PALANGKA RAYA, INFOKALTENG – Pencurian kendaraan bermotor (curanmor) masih mendominasi angka kriminalitas di Kalimantan Tengah sepanjang 2026. Kota Palangka Raya bahkan tercatat sebagai wilayah dengan kasus curanmor tertinggi di provinsi tersebut.
Data itu diungkap dalam konferensi pers pengungkapan kasus pencurian dengan pemberatan (curat), pencurian dengan kekerasan (curas), dan curanmor yang digelar jajaran Polda Kalimantan Tengah di Aula Graha Bhayangkara Mapolda Kalteng, Sabtu (30/5/2026).
Kapolda Kalimantan Tengah, Iwan Kurniawan mengatakan, sejak Januari hingga akhir Mei 2026, pihaknya berhasil mengungkap 121 kasus curat, curas, dan curanmor dengan total 233 tersangka.
“Dari data pengungkapan kasus curat, curas, dan curanmor seluruh jajaran, yang berhasil diungkap sebanyak 121 kasus dengan 233 tersangka,” ujarnya.
Meski secara umum angka kriminalitas di Kalimantan Tengah mengalami penurunan dibandingkan tahun sebelumnya, curanmor masih menjadi kejahatan yang paling banyak merugikan masyarakat.
Berdasarkan data kepolisian, total kerugian dari seluruh kasus yang berhasil diungkap mencapai sekitar Rp2,125 miliar. Dari jumlah tersebut, curanmor menjadi penyumbang kerugian terbesar dengan nilai sekitar Rp1,6 miliar.
Selain itu, kasus pencurian dengan pemberatan menyebabkan kerugian sekitar Rp90 juta, sedangkan pencurian dengan kekerasan mencapai sekitar Rp435 juta.
Kapolda menjelaskan, mayoritas pelaku curanmor menggunakan kunci T untuk membobol kendaraan yang menjadi target mereka.
“Untuk curanmor, modus operandi yang digunakan pelaku rata-rata menggunakan kunci T,” katanya.

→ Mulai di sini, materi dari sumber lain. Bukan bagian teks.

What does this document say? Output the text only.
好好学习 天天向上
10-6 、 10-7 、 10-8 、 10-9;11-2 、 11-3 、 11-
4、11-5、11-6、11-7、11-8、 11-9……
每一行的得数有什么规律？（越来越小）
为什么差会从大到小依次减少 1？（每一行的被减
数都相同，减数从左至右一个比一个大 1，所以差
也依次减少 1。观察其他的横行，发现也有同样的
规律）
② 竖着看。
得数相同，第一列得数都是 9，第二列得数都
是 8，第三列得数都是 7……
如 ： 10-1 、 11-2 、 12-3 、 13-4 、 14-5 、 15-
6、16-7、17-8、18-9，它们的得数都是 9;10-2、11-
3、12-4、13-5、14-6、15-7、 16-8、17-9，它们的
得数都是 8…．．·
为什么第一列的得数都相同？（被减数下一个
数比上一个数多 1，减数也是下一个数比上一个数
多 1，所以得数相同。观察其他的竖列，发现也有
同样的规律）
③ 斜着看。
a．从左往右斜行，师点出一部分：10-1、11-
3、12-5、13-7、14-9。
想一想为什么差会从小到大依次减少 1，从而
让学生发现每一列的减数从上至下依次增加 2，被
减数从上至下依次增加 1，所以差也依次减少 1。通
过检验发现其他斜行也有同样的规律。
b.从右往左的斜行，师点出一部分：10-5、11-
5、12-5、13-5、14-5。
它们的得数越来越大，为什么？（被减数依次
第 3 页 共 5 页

Tingginya angka curanmor di Palangka Raya menjadi perhatian serius aparat kepolisian. Berbagai langkah pencegahan terus dilakukan, mulai dari patroli rutin di kawasan rawan hingga peningkatan kegiatan sambang oleh personel Bhabinkamtibmas.
“Kami menitikberatkan upaya pencegahan melalui patroli rutin dan kegiatan sambang agar potensi kejahatan bisa ditekan,” tegas Iwan.
Kapolda juga mengimbau masyarakat agar lebih waspada dengan menggunakan kunci ganda pada kendaraan, memasang kamera pengawas atau CCTV di lingkungan tempat tinggal, serta segera melaporkan setiap tindak kejahatan melalui layanan darurat 110.
Menurutnya, kolaborasi antara kepolisian dan masyarakat menjadi kunci utama untuk menekan angka curanmor yang hingga kini masih menjadi ancaman terbesar terhadap keamanan dan ketertiban masyarakat di Kalimantan Tengah.